**Step 1**

Install all dependencies, set up API Keys

Get the GOOGLE_API_KEY from google ai studio, and get the langsmith api key from your langsmith account

IMPORTANT NOTE: SELECT T4 GPU RUNTIME IN TOP RIGHT UNDER THE GEMINI BUTTON. If this is not selected, the embeddings model and vector database will be extremely slow

In [None]:
!pip install -U langchain langchain-openai
!pip install --quiet --upgrade langchain-text-splitters langchain-community langgraph
!pip install tiktoken
!pip install -qU "langchain[google-genai]"
!pip install pypdf
!pip install datasets
!pip install -qU langchain-community
!pip install -qU langchain-huggingface
!pip install -qU langchain-chroma
!pip install opentelemetry-api==1.27.0 opentelemetry-sdk==1.27.0
!pip install huggingface_hub[hf_xet]

Collecting opentelemetry-api==1.27.0
  Using cached opentelemetry_api-1.27.0-py3-none-any.whl.metadata (1.4 kB)
Collecting opentelemetry-sdk==1.27.0
  Using cached opentelemetry_sdk-1.27.0-py3-none-any.whl.metadata (1.5 kB)
Collecting opentelemetry-semantic-conventions==0.48b0 (from opentelemetry-sdk==1.27.0)
  Using cached opentelemetry_semantic_conventions-0.48b0-py3-none-any.whl.metadata (2.4 kB)
Using cached opentelemetry_api-1.27.0-py3-none-any.whl (63 kB)
Using cached opentelemetry_sdk-1.27.0-py3-none-any.whl (110 kB)
Using cached opentelemetry_semantic_conventions-0.48b0-py3-none-any.whl (149 kB)
Installing collected packages: opentelemetry-api, opentelemetry-semantic-conventions, opentelemetry-sdk
  Attempting uninstall: opentelemetry-api
    Found existing installation: opentelemetry-api 1.33.0
    Uninstalling opentelemetry-api-1.33.0:
      Successfully uninstalled opentelemetry-api-1.33.0
  Attempting uninstall: opentelemetry-semantic-conventions
    Found existing installa

In [None]:
import torch
print(torch.cuda.is_available())  # should return True

True


In [None]:
import getpass
import os

if not os.environ.get("GOOGLE_API_KEY"):
  os.environ["GOOGLE_API_KEY"] = getpass.getpass("Enter API key for Google Gemini: ")

from langchain.chat_models import init_chat_model

llm = init_chat_model("gemini-2.0-flash", model_provider="google_genai")

os.environ["LANGSMITH_TRACING"]= "true"
os.environ["LANGSMITH_ENDPOINT"]="https://api.smith.langchain.com"
os.environ["LANGSMITH_API_KEY"] = getpass.getpass("Enter API key for Langsmith")
os.environ["LANGSMITH_PROJECT"] = "pr-roasted-radar-54"

Enter API key for Google Gemini: ··········
Enter API key for Langsmith··········


**Step 2**

Load in Data from src_doc_files_example

The folder should be uploaded to your my drive folder.
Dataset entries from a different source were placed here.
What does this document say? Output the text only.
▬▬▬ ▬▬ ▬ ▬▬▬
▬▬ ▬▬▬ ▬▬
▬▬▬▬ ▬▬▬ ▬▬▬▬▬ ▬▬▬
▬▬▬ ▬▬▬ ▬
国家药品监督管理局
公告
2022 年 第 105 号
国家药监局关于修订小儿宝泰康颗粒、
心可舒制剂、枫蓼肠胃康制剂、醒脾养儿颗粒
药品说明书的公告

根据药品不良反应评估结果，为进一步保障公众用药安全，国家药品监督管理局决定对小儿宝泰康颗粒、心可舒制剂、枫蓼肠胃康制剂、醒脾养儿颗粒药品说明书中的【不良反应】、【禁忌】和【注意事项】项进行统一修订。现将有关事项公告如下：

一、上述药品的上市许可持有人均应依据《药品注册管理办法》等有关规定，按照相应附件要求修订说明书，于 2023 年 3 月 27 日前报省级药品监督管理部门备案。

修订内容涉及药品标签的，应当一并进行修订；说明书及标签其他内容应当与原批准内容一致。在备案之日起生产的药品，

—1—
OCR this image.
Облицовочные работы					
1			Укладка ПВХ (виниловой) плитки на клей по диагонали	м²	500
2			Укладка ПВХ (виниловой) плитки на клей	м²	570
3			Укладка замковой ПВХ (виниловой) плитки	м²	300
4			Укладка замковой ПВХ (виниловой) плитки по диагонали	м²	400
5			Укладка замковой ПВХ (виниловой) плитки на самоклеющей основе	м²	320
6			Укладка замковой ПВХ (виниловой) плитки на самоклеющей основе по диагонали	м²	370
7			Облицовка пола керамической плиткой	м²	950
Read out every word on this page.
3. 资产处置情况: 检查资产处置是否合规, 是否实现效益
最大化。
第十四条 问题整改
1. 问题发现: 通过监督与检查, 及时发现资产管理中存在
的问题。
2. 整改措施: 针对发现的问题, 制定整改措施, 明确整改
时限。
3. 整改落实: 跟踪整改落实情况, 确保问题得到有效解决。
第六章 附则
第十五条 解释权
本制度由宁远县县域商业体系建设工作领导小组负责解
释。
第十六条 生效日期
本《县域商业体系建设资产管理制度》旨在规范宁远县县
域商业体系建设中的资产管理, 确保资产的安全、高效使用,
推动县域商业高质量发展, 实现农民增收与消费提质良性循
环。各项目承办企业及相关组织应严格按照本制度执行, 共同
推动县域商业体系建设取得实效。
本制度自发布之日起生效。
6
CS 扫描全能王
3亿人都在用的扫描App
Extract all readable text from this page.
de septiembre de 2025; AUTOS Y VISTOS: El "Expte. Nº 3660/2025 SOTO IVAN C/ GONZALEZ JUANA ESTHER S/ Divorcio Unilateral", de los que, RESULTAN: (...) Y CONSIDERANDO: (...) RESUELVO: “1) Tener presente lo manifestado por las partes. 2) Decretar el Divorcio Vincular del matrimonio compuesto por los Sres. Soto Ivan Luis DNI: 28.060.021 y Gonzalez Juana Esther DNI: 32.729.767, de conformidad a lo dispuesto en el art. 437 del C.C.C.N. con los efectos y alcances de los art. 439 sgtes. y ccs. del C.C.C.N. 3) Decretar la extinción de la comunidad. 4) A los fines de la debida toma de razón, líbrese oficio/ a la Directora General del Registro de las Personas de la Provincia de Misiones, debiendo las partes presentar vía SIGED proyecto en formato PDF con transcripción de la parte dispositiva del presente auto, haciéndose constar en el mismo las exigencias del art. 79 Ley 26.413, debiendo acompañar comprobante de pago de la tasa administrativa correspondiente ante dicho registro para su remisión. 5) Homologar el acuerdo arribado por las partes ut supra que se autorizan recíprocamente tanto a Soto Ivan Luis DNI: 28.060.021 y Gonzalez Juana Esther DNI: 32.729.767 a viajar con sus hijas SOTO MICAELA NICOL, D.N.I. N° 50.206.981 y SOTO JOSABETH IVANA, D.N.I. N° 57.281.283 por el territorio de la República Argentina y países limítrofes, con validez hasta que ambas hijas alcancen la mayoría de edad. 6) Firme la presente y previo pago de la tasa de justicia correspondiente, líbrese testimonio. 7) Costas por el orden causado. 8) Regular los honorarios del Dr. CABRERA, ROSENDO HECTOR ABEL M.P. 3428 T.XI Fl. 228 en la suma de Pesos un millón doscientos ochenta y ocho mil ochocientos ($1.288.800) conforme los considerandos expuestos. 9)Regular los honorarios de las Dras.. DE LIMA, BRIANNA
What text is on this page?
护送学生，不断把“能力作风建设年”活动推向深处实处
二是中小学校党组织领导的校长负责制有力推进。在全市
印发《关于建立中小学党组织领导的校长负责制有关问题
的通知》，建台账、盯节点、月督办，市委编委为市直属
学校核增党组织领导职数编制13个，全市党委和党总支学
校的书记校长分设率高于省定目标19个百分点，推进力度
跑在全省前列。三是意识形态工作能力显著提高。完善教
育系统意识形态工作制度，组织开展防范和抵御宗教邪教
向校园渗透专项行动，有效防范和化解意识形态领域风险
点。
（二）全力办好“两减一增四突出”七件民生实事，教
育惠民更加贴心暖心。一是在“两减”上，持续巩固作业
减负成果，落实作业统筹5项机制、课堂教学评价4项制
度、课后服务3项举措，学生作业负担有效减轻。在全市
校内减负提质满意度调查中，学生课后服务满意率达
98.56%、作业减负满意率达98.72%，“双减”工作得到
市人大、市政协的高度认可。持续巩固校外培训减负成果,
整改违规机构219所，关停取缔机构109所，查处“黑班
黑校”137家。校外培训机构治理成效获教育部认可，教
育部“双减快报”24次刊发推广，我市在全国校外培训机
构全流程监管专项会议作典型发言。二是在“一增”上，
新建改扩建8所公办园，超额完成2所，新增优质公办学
Once your drive is mounted (drive.mount), you should be able to see "drive" in the folders section on the lefthand side of your screen. Navigate to the src_doc_files_example folder, click the three dots, and click "copy path". Paste this in as the root_folder below.

At the end, we will look at some of the documents we loaded in as well as some sample questions to base questions you might want to write off

In [None]:
from pickle import load
from google.colab import drive, files, userdata
import glob
from langchain_community.document_loaders import PyPDFLoader
import os

# get files and file paths in tat_docs and requirements
# Steps to add tat_docs and the requirements file to your drive:
# Step 1: Get the knowledge_base and put it in your google drive you will be prompted to login after you run this cell
# Step 2: store it in the MyDrive folder and you should be able to load the documents after
drive.mount("/content/drive", force_remount=True)

# Step 2: Define the root folder where your PDFs are stored
root_folder = "/content/drive/MyDrive/ColabNotebooks/fin_docs"

# Step 3: Recursively get all PDF file paths in the folder and subfolders
pdf_files = glob.glob(os.path.join(root_folder, '**', '*.pdf'), recursive=True)

# TEST: THE FOLLOWING PRINT STATEMENT SHOULD GIVE ALL DOCUMENTS IN SRC_DOC_FILES_EXAMPLE FOLDER
print("pdf files: ")
print(pdf_files)

# Step 4: Load all PDFs into a list of LangChain Document objects
all_documents = []

# pass in a reference to all_documents so that it can be mutated
def load_pdfs(pdf_files, document_lst):
  for pdf_path in pdf_files:
      loader = PyPDFLoader(pdf_path)
      pages = []
      for page in loader.lazy_load():
          pages.append(page)
      document_lst.extend(pages)  # Add all Document objects from this PDF

load_pdfs(pdf_files, all_documents)

# Final result: all_documents contains all Document objects from all PDFs
print(f"Loaded {len(all_documents)} documents from {len(pdf_files)} PDF files.")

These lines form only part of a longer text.